I don’t want to be a person. I want to be a drone. Or a baby. Or a puppy…
This morning a woman wearing a long, flowing ankle-length white dress sat opposite me on the train. I could make out her big boobs through the dress. I couldn’t stop thinking about being put over her knee all the way to work. To the point where I thought about trying to talk to her. But I didn’t. I know my place.
I really like being told how compliant I am. There’s such a big clinical and detached feeling about it. It’s also something society thinks of as a bad thing for people to be. Tell me I’m a good, compliant boy and I’m putty in your hands.
I’m a submissive male.

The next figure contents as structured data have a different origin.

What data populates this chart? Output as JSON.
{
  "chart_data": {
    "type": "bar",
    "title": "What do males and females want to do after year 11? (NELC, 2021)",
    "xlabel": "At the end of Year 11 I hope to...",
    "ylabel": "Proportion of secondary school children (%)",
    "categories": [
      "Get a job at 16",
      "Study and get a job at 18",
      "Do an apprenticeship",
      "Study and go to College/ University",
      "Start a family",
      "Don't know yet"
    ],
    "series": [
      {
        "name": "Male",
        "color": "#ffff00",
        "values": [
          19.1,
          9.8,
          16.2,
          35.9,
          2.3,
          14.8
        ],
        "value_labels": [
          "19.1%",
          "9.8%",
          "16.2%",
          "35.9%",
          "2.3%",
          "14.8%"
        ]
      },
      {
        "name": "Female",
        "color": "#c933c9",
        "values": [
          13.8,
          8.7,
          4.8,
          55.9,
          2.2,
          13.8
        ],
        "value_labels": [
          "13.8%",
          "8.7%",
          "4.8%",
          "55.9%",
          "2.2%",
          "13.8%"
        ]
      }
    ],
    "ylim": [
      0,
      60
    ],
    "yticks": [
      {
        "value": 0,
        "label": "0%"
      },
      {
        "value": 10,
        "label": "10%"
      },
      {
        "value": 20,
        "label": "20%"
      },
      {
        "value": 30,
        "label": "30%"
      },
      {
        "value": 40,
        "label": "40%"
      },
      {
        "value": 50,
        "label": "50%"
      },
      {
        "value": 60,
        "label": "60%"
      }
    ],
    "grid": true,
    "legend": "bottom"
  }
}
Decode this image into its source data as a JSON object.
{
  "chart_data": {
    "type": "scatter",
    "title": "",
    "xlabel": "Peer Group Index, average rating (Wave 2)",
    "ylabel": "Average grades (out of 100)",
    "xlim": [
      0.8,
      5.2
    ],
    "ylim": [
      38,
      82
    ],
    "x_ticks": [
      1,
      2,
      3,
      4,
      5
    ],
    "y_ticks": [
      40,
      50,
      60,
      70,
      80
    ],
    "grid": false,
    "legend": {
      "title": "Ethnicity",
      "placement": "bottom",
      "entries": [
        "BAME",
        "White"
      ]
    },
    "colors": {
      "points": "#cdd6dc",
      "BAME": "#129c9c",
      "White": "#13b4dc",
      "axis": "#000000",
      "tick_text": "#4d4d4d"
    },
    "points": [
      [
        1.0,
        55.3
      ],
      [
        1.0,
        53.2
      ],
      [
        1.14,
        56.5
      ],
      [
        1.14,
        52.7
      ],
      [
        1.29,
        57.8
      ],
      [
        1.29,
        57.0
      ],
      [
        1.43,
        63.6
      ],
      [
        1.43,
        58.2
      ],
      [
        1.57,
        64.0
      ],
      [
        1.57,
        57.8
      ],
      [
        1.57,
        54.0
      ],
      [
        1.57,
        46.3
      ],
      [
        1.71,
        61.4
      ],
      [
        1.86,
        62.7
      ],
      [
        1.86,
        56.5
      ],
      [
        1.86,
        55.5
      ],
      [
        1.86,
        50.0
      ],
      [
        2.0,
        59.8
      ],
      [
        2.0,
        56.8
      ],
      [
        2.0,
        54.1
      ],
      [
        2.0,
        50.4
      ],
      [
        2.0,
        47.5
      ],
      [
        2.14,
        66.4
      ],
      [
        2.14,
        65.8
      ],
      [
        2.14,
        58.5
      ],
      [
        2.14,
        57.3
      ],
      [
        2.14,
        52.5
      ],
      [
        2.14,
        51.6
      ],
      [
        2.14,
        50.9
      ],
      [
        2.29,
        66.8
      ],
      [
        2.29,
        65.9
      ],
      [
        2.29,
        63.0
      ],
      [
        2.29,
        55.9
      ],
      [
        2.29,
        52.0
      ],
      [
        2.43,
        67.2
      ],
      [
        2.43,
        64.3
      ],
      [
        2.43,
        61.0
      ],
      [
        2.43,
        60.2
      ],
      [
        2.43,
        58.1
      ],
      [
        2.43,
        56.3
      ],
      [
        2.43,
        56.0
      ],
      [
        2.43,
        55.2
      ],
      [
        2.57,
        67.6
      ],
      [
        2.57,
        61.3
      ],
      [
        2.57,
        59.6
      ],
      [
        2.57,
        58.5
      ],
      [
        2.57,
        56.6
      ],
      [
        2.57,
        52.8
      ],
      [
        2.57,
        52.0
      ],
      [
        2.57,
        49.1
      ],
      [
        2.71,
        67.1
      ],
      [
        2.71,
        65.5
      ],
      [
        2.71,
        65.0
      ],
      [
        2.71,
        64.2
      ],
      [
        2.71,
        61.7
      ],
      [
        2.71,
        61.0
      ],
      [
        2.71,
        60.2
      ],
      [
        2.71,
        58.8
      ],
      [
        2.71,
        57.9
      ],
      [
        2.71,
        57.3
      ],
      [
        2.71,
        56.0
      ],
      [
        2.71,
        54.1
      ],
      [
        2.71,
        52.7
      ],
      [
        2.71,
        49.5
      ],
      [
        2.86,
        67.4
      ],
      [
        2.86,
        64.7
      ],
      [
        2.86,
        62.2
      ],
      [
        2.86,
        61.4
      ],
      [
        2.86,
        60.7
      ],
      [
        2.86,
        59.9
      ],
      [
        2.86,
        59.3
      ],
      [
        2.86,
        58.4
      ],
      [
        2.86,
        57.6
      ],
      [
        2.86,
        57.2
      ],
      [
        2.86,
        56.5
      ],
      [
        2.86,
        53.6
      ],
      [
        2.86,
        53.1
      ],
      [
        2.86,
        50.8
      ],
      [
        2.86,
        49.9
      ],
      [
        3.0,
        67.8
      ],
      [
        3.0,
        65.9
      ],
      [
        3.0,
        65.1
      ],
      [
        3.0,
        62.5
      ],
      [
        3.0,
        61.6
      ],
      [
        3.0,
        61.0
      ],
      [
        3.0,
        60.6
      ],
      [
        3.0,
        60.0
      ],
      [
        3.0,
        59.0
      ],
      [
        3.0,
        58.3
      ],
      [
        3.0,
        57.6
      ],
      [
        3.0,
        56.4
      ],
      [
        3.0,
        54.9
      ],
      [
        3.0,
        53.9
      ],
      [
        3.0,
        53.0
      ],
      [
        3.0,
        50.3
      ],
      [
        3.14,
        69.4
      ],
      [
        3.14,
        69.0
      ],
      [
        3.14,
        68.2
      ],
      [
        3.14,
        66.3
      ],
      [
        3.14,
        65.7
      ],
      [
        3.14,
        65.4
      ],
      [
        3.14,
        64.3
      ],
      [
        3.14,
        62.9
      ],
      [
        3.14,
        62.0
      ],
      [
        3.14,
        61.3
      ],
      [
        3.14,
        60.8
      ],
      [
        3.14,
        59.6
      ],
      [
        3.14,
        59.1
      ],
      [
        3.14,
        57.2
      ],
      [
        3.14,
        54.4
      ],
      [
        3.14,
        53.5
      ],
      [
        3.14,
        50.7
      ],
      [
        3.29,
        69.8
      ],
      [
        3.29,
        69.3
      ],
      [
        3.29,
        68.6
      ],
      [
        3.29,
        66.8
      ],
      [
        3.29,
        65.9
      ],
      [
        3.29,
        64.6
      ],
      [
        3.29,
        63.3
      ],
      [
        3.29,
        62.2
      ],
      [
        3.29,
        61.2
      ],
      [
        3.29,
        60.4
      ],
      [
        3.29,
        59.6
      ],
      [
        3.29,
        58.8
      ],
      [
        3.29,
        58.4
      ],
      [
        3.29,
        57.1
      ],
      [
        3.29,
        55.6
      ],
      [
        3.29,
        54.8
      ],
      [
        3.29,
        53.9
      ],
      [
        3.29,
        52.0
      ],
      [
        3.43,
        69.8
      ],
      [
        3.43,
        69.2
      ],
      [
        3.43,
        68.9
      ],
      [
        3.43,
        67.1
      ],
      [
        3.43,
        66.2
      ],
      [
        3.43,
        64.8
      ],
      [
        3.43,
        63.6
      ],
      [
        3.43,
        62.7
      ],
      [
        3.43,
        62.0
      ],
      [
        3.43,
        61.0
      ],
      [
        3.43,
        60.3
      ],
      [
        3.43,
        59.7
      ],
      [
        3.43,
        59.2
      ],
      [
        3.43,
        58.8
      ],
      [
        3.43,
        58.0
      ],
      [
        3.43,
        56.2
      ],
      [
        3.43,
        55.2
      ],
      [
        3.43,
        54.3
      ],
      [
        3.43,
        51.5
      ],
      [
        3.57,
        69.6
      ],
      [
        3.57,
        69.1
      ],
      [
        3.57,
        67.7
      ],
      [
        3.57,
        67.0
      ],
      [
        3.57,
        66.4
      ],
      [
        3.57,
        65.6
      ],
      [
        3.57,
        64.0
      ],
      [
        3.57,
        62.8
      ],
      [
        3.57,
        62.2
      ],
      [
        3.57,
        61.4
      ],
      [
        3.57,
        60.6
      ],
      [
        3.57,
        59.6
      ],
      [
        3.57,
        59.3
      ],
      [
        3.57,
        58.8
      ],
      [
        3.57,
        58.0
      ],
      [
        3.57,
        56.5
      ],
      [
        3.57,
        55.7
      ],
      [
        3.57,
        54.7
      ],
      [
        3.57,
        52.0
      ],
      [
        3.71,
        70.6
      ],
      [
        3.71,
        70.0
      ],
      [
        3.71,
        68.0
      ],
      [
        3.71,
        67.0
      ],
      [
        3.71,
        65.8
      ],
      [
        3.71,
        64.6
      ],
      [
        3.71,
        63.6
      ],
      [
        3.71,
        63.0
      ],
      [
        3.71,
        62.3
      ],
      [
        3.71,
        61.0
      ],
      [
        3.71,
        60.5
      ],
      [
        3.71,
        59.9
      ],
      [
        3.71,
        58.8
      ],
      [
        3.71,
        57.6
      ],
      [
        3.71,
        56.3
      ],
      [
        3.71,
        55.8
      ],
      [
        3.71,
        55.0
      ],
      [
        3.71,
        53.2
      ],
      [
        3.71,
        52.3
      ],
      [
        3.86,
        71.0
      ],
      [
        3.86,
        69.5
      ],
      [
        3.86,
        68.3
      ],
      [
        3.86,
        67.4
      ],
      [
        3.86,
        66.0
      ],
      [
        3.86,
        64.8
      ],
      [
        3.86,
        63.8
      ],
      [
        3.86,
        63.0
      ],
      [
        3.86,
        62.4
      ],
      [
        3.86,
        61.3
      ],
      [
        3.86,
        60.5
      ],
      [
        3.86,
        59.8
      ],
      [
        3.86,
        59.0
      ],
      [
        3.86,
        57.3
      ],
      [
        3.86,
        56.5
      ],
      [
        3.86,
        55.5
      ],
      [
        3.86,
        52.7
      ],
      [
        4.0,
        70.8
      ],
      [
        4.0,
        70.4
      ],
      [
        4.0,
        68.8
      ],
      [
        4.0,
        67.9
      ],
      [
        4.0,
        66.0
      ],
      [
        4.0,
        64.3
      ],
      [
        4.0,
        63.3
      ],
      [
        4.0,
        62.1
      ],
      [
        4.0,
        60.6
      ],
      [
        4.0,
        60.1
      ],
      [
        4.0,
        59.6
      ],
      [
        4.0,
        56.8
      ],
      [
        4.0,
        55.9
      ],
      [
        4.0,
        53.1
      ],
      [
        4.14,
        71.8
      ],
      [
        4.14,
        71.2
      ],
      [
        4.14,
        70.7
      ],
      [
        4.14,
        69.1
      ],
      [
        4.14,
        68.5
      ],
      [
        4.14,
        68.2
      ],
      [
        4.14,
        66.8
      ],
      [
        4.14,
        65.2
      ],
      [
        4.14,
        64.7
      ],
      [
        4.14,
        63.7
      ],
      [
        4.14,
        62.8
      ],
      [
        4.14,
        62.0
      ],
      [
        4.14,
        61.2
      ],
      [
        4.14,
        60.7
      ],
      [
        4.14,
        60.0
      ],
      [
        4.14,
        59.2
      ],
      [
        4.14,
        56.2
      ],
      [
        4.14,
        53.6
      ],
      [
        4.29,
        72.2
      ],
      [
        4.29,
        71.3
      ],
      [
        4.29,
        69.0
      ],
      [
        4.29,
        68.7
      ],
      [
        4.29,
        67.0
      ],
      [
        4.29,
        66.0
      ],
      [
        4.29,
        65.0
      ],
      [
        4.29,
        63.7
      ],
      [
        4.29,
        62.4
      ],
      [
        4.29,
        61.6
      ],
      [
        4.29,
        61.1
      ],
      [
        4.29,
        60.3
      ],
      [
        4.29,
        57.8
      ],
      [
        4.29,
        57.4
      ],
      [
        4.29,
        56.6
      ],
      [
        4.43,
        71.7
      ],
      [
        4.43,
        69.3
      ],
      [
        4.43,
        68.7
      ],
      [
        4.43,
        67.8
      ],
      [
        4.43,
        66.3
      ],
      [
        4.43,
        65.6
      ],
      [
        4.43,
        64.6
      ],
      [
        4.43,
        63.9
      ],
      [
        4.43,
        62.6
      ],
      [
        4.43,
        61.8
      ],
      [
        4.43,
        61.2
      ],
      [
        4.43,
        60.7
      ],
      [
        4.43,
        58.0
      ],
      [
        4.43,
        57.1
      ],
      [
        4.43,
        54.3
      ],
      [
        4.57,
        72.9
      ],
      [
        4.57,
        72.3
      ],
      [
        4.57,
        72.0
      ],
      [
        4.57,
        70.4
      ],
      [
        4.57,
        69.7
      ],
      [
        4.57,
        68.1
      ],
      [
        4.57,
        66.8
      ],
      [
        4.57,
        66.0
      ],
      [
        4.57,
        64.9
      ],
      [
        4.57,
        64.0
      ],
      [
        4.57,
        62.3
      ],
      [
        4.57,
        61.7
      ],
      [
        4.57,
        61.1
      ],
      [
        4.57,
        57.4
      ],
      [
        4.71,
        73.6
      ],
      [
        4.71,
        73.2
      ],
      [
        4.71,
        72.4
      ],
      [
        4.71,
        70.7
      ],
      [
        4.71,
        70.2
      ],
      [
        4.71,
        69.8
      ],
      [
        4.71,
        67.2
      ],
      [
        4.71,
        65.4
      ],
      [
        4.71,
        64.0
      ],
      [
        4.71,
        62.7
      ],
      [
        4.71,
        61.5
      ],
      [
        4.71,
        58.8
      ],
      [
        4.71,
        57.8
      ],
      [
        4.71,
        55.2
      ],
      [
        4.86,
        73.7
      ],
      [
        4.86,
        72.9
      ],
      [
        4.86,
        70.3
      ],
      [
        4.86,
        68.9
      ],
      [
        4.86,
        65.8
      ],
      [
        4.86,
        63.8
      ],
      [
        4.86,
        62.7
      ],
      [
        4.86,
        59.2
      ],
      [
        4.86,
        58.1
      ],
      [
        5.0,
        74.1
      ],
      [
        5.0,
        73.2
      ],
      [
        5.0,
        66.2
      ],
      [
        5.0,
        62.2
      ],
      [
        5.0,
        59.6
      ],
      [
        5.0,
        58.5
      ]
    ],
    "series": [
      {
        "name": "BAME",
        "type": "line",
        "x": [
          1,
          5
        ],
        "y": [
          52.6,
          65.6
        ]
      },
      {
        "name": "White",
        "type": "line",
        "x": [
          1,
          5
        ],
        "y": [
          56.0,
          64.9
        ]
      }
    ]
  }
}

My ideal relationship is with an affectionate, caring, pretty woman with big boobs who sees me as a mixture of partner, pet, and plaything. She’d genuinely love me, have strong nurturing mummy vibes, and love to tease, deny, manipulate and brainwash me. Just give me attention, validate me, tell me that I’m too silly to think for myself, make me call you mummy and I’ll be yours.
My favourite thing that I’ve ever posted on here was my story about N. I’ve tried writing a fourth part so many times but every time I do I end up getting carried away, humping and spurting ten losing interest until the next time.
I want to write it though. Because it’s a fun story to think about, but absolutely definitely really truly not something I’d want to happen IRL at all under any circumstances.
“It’s bath time, baby. Mummy’s going to make you all nice and clean, won’t that be nice? And do you know what else mummy’s going to clean? Your mind! Mummy is going to scrub your mind nice and clean so you stay happy and subdued as mummy’s special boy. If you’re good mummy will even help you make a sticky in the bath…”
I’d really like a mummydom to teach me how to go down on her strap-on with lots of soft encouragement and telling me how proud she is of me, followed by a pegging where I’m told what a good, slutty boy I’m being. Of course I’d say thank you for the kind treatment afterwards.
My boss let me leave half an hour early today. On the way home I was fantasising about her telling me I’d be allowed to leave early in exchange for a good boy worship puddle dedicated to her when I got home, and now I kind of want to act on that…
“Time for your monthly peeny check, baby. Let’s get you measured. Okay, you’re down to two inches now, but that’s still so big and intimidating. Ladies will be scared of it. Don’t worry, mummy will help you shrink it more so it’s a size ladies will like. Okay, let’s get you on all-fours for a milking then locked back up in a smaller cage. Isn’t mummy kind to you? Don’t forget to say thank you.”